Professor Howard Osgood: “A creed is like a backbone. A man does not need to wear his backbone in front of him; but he must have a backbone, and a straight one, or he will be a flexible if not a humpbacked Christian.” Yet we must remember that creeds are credita, and not credenda; historical statements of what the church has believed, not infallible prescriptions of what the church must believe. George Dana Boardman, The Church, 98—“Creeds are apt to become cages.” Schurman, Agnosticism, 151—“The creeds were meant to be defensive fortifications of religion; alas, that they should have sometimes turned their artillery against the citadel itself.” T. H. Green: “We are told that we must be loyal to the beliefs of the Fathers. Yes, but who knows what the Fathers believe now?” George A. Gordon, Christ of To-day, 60—“The assumption that the Holy Spirit is not concerned in the development of theological thought, nor manifest in the intellectual evolution of mankind, is the superlative heresy of our generation.… The metaphysics of Jesus are absolutely essential to his ethics.… If his thought is a dream, his endeavor for man is a delusion.” See Schaff, Creeds of Christendom, 1:8, 15, 16; Storrs, Div. Origin of Christianity, 121; Ian Maclaren (John Watson), Cure of Souls, 152; Frederick Harrison, in Fortnightly Rev., Jan. 1889.

(e) In the direct and indirect injunctions of Scripture. The Scripture urges upon us the thorough and comprehensive study of the truth (John 5:39, marg.,—“Search the Scriptures”), the comparing and harmonizing of its different parts (1 Cor. 2:13—“comparing spiritual things with spiritual”), the gathering of all about the great central fact of revelation (Col. 1:27—“which is Christ in you, the hope of glory”), the preaching of it in its wholeness as well as in its due proportions (2 Tim. 4:2—“Preach the word”).
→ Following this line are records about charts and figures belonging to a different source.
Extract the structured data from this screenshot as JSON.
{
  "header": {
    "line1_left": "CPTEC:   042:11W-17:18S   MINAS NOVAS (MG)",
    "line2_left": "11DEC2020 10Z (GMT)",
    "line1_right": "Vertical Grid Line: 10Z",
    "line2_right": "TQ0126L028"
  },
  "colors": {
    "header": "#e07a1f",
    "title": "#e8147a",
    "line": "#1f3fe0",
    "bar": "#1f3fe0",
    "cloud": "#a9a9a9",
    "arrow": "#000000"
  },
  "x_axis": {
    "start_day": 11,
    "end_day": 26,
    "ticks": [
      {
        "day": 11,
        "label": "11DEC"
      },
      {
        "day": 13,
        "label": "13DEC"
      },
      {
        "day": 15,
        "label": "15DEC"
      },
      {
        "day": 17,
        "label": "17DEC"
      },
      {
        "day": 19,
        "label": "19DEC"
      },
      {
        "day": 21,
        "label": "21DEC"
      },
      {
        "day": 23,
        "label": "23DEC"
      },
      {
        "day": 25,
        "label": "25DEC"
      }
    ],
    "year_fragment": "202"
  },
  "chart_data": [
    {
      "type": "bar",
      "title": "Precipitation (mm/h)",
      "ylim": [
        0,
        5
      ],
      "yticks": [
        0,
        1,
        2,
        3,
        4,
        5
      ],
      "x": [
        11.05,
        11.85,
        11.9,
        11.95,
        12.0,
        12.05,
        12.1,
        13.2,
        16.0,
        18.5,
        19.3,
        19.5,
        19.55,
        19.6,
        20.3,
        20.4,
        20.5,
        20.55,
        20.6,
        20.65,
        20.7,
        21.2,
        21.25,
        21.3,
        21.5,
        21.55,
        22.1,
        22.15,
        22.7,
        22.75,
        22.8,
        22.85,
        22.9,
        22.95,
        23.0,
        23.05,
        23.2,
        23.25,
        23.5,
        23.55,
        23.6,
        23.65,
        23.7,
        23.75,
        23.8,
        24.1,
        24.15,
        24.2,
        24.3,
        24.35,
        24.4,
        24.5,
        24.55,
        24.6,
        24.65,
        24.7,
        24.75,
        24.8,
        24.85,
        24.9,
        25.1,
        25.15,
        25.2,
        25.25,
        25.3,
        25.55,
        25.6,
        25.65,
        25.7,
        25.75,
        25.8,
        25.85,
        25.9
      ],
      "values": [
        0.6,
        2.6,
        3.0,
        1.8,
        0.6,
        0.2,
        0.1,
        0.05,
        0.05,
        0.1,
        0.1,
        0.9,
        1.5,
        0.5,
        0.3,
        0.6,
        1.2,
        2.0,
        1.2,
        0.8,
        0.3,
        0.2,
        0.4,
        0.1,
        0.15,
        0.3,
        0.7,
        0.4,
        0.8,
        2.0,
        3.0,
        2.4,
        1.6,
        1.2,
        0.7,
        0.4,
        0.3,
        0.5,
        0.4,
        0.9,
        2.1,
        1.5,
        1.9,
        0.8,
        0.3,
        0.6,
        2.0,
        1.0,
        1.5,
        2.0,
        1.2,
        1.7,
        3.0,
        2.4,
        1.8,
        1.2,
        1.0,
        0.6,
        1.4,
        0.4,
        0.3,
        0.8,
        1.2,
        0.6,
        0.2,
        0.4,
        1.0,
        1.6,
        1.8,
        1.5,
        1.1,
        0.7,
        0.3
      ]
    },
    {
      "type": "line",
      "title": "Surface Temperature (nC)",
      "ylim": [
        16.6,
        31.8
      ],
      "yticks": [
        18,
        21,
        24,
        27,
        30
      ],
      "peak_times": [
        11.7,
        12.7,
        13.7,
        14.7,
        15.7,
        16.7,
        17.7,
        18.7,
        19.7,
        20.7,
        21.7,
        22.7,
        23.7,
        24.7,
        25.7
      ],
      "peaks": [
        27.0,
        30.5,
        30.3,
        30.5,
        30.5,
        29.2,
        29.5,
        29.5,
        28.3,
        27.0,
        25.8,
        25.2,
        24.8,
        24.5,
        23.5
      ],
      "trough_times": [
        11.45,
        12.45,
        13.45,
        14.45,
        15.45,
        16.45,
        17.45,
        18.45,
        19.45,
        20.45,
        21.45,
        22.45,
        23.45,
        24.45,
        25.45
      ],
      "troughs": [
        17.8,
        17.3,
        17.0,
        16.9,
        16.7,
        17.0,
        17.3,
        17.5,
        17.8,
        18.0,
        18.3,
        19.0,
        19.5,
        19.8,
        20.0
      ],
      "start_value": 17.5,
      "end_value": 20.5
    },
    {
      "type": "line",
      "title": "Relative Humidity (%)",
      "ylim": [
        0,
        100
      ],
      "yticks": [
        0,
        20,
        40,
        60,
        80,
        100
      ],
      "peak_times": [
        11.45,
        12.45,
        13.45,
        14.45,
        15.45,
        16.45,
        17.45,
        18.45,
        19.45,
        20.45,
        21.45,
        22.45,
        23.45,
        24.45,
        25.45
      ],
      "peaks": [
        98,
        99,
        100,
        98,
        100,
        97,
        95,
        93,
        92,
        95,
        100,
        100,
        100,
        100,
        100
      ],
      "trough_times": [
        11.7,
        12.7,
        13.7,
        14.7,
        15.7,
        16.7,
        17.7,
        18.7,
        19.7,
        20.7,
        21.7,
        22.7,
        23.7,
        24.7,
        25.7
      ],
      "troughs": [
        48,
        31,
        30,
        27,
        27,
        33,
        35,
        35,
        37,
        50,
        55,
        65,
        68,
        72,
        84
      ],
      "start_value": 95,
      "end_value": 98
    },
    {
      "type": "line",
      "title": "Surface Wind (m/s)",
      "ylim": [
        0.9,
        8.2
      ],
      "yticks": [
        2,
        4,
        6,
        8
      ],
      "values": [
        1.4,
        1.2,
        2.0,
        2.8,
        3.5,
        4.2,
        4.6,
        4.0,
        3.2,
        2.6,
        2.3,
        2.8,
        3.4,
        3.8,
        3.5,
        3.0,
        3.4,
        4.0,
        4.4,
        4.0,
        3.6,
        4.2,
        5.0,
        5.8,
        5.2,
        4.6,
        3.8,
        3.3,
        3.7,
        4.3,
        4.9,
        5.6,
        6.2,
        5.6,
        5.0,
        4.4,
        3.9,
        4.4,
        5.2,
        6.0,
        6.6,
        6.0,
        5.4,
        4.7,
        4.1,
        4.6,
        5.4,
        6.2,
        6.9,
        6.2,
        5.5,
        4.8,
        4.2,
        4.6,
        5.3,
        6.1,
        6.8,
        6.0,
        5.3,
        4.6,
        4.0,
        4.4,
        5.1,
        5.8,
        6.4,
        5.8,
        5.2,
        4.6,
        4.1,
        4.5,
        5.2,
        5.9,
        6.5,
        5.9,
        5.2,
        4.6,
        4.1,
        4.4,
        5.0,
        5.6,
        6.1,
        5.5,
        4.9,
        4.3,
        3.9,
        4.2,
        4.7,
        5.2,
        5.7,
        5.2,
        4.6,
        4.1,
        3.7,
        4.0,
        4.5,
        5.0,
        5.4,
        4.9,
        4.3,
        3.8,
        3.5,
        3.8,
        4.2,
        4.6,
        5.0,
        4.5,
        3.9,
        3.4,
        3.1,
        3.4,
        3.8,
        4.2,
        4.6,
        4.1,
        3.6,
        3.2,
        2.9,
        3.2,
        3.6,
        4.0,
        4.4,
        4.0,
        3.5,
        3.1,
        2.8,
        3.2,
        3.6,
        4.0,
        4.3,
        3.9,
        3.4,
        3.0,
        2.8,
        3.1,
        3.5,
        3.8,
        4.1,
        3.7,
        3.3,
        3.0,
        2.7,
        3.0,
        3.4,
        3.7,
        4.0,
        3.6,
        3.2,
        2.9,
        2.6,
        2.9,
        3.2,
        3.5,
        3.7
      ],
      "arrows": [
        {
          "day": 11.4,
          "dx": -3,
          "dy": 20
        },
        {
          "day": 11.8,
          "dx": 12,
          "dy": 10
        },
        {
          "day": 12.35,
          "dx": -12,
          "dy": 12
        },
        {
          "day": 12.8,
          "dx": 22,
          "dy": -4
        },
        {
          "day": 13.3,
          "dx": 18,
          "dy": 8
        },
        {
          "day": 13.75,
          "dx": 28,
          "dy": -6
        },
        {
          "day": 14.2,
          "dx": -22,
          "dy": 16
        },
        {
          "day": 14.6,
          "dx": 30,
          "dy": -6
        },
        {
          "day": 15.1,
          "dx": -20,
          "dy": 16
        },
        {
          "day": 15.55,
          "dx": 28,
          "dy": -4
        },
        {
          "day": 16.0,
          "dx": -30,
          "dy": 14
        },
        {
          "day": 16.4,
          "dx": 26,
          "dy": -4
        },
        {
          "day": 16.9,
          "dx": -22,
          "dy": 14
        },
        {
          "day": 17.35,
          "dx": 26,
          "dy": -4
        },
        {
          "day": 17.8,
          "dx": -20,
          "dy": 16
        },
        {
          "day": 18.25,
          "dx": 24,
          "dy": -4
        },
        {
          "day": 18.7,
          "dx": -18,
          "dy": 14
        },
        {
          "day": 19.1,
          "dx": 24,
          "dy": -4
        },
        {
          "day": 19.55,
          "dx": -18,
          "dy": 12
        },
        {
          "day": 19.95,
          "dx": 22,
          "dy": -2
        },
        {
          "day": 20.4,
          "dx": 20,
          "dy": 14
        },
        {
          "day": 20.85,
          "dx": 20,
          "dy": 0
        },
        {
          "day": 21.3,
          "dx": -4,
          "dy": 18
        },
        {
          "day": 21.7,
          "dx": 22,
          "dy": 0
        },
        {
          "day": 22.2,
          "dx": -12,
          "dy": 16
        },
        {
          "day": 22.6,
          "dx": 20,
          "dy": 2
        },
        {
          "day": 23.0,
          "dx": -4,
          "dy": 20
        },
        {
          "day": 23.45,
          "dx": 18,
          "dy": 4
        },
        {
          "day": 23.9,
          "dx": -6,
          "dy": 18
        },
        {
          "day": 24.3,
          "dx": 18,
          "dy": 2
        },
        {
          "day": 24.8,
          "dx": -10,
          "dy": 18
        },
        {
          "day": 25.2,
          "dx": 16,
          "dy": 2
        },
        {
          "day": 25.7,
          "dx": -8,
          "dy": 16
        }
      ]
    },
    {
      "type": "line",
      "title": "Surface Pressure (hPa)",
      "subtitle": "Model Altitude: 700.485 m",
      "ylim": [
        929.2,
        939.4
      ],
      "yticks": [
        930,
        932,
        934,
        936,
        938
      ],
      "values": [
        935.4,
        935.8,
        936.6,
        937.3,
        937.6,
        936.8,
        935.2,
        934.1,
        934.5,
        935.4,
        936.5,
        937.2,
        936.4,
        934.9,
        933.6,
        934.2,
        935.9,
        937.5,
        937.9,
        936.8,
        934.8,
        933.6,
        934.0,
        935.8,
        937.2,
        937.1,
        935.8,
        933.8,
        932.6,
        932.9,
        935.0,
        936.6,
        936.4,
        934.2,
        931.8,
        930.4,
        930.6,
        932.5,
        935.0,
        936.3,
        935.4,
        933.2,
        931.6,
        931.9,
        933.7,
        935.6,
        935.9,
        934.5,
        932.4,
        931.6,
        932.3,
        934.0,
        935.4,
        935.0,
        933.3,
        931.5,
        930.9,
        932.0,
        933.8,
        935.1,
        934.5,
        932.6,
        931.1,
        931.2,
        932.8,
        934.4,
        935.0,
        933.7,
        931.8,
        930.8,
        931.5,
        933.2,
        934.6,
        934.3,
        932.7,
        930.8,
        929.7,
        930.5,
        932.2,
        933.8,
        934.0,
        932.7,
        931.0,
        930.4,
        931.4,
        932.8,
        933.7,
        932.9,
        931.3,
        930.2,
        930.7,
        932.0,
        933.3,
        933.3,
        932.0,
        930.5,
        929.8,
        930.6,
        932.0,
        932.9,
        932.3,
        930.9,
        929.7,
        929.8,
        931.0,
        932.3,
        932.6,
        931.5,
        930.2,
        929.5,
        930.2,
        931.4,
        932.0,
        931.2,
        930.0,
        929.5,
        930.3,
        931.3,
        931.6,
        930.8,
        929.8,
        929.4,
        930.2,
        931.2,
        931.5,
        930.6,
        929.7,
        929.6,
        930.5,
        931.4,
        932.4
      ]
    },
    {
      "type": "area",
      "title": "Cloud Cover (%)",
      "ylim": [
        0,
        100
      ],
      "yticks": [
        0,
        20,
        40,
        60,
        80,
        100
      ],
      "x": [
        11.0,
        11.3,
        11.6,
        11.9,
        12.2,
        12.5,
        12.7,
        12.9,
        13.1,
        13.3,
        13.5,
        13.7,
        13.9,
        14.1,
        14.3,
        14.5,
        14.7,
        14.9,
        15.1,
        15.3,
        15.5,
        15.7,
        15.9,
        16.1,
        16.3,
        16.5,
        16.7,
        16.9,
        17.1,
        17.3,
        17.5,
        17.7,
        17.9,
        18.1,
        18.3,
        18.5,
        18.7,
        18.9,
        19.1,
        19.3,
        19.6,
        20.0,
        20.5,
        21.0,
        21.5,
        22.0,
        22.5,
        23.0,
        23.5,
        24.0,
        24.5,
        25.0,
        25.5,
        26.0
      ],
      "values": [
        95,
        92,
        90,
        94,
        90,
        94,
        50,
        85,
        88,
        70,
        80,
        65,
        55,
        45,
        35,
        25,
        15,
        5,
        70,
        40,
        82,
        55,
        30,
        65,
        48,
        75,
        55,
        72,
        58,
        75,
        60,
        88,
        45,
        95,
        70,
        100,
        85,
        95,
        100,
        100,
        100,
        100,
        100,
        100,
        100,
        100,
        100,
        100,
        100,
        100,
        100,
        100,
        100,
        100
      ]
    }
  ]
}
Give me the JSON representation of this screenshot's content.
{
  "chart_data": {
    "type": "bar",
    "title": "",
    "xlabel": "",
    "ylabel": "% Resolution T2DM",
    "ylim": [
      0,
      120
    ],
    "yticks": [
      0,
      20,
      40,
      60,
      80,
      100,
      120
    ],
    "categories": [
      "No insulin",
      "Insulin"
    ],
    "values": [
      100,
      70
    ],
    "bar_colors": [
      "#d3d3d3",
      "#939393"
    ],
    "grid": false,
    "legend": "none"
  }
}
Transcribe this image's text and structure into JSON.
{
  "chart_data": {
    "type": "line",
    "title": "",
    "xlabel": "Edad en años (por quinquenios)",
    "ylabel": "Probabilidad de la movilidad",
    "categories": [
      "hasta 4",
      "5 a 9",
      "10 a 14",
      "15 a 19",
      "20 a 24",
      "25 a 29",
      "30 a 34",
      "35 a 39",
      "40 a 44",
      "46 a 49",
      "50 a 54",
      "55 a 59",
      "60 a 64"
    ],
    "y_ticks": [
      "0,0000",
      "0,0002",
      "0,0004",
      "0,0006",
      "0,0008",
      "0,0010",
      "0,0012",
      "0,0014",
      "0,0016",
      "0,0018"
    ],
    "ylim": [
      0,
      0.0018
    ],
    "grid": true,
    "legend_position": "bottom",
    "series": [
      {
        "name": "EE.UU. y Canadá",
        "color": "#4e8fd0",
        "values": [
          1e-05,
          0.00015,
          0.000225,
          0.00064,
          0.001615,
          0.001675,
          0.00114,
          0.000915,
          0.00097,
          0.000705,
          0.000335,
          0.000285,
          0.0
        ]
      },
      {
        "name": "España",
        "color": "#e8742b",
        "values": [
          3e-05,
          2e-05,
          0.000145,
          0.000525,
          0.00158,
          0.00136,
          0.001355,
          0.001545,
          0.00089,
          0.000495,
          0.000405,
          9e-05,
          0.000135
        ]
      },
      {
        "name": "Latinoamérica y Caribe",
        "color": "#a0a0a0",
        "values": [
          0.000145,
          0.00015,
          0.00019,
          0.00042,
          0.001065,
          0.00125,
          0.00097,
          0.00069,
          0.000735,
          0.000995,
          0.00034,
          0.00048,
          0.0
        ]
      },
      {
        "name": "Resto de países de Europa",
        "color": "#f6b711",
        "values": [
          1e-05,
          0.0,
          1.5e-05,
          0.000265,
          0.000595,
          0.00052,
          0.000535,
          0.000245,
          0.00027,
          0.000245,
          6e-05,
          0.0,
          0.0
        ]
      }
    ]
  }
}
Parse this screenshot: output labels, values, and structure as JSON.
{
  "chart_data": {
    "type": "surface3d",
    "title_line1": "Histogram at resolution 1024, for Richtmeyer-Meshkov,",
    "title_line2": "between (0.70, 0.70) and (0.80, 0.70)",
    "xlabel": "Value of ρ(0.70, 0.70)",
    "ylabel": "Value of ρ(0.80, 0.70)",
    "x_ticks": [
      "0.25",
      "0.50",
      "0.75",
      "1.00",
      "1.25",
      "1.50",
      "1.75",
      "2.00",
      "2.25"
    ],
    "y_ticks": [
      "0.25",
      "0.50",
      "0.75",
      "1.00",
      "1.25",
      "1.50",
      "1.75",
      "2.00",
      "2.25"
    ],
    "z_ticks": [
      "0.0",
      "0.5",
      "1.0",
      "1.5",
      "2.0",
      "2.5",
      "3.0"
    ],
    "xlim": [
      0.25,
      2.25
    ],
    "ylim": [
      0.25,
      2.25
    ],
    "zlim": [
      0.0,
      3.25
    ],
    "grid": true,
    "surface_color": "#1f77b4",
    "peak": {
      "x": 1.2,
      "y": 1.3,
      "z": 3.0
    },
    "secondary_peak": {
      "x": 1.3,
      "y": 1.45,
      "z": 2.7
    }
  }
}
The minister of the Gospel is called “a scribe who hath been made a disciple to the kingdom of heaven” (Mat. 13:52); the “pastors” of the churches are at the same time to be “teachers” (Eph. 4:11); the bishop must be “apt to teach” (1 Tim. 3:2), “handling aright the word of truth” (2 Tim. 2:15), “holding to the faithful word which is according to the teaching, that he may be able both to exhort in the sound doctrine and to convict the gainsayers” (Tit. 1:9).

As a means of instructing the church and of securing progress in his own understanding of Christian truth, it is well for the pastor to preach regularly each month a doctrinal sermon, and to expound in course the principal articles of the faith. The treatment of doctrine in these sermons should be simple enough to be comprehensible by intelligent youth; it should be made vivid and interesting by the help of brief illustrations; and at least one-third of each sermon should be devoted to the practical applications of the doctrine propounded. See Jonathan Edwards’s sermon on the Importance of the Knowledge of Divine Truth, in Works, 4:1–15. The actual sermons of Edwards, however, are not models of doctrinal preaching for our generation. They are too scholastic in form, too metaphysical for substance; there is too little of Scripture and too little of illustration. The doctrinal preaching of the English Puritans in a similar manner addressed itself almost wholly to adults. The preaching of our Lord on the other hand was adapted also to children. No pastor should count himself faithful, who permits his young people to grow up without regular instruction from the pulpit in the whole circle of Christian doctrine. Shakespeare, K. Henry VI, 2nd part, 4:7—“Ignorance is the curse of God; knowledge the wing wherewith we fly to heaven.”1

 

1 Augustus Hopkins Strong, Systematic Theology (Philadelphia: American Baptist Publication Society, 1907), 15–19.